Vasodilation and reduction in forearm vascular resistance after acute administration of dilevalol

Abstract

Dilevalol is a long-acting antihypertensive drug that has been demonstrated in animals to combine specific beta 2-agonist-mediated vasodilation with nonspecific beta blockade. To document vasodilation in humans, single oral doses of dilevalol, 200 mg, and placebo were randomly administered to 12 untreated hypertensive patients.
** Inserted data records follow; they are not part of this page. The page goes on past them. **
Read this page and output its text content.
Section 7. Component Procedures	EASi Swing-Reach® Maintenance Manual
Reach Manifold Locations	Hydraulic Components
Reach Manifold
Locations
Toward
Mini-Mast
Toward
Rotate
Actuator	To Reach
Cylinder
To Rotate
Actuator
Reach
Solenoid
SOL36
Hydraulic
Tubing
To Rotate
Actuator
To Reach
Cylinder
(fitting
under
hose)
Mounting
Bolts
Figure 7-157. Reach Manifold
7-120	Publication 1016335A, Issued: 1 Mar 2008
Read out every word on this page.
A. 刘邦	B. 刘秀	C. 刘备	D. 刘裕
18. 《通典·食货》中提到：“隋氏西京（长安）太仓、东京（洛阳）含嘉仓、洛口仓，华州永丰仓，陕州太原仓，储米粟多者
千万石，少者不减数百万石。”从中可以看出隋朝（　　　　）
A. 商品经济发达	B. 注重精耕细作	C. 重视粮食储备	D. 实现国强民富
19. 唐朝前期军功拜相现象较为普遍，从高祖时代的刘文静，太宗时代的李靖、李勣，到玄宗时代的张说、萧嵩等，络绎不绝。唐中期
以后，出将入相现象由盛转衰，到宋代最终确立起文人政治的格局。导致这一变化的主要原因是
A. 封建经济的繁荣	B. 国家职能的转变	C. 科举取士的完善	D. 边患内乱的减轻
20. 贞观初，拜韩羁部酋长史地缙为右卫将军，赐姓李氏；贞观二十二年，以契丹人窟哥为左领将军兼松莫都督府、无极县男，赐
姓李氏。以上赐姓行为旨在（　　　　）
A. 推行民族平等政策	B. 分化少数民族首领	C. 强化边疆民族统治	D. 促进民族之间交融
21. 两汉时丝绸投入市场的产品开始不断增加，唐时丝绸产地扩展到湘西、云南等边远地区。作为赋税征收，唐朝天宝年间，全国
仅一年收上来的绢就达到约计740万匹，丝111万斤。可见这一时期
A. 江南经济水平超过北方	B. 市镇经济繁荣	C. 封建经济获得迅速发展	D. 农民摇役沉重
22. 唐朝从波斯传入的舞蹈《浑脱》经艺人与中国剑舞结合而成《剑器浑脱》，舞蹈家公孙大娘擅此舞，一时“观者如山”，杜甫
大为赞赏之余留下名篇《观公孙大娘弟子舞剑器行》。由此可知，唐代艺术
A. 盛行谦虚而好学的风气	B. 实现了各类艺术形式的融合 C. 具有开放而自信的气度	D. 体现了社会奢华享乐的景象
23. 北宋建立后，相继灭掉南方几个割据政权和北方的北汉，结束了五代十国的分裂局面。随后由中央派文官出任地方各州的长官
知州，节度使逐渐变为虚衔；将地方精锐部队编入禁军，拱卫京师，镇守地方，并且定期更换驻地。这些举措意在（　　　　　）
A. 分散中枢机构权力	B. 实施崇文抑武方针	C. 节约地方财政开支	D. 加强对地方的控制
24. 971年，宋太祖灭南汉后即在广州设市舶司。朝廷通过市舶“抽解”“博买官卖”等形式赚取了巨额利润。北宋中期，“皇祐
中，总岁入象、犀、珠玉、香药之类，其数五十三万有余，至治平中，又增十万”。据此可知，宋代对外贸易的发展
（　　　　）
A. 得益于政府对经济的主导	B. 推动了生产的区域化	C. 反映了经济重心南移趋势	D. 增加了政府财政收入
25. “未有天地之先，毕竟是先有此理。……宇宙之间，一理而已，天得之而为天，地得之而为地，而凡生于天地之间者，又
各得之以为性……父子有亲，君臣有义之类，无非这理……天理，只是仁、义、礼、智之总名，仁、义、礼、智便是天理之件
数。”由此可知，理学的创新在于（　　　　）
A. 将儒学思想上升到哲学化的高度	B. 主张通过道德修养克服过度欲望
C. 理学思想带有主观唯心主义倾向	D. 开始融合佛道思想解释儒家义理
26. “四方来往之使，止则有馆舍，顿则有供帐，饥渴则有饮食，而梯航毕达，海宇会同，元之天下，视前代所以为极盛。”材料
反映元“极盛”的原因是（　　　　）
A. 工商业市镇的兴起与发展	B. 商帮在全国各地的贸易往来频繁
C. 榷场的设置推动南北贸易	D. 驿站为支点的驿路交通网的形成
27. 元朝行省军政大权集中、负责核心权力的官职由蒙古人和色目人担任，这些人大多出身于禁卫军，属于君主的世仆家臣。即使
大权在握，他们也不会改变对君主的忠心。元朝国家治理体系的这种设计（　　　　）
Dilevalol produced significant reductions (p less than or equal to 0.01) in diastolic blood pressure throughout a 24-hour period relative to placebo, without changing heart rate. Forearm blood flow, measured hourly over the initial 4 hours after dosing, demonstrated a shift to a more vasodilated state after dilevalol administration, with significant increases in minimal forearm blood flow (4.0 vs 2.9 ml/dl tissue/min, dilevalol vs placebo, respectively; p = 0.05) and in mean average forearm blood flow (5.3 vs 4.0 ml/dl tissue/min, dilevalol vs placebo; p = 0.04). Similarly, dilevalol produced a decrease in mean forearm vascular resistance (26.5 vs 34.6 mm Hg/ml/dl tissue/min, dilevalol vs placebo; p = 0.02). In the absence of a change in heart rate, the acute hypotensive response to dilevalol in these patients appears to have resulted primarily from vasodilation and reduced vascular resistance.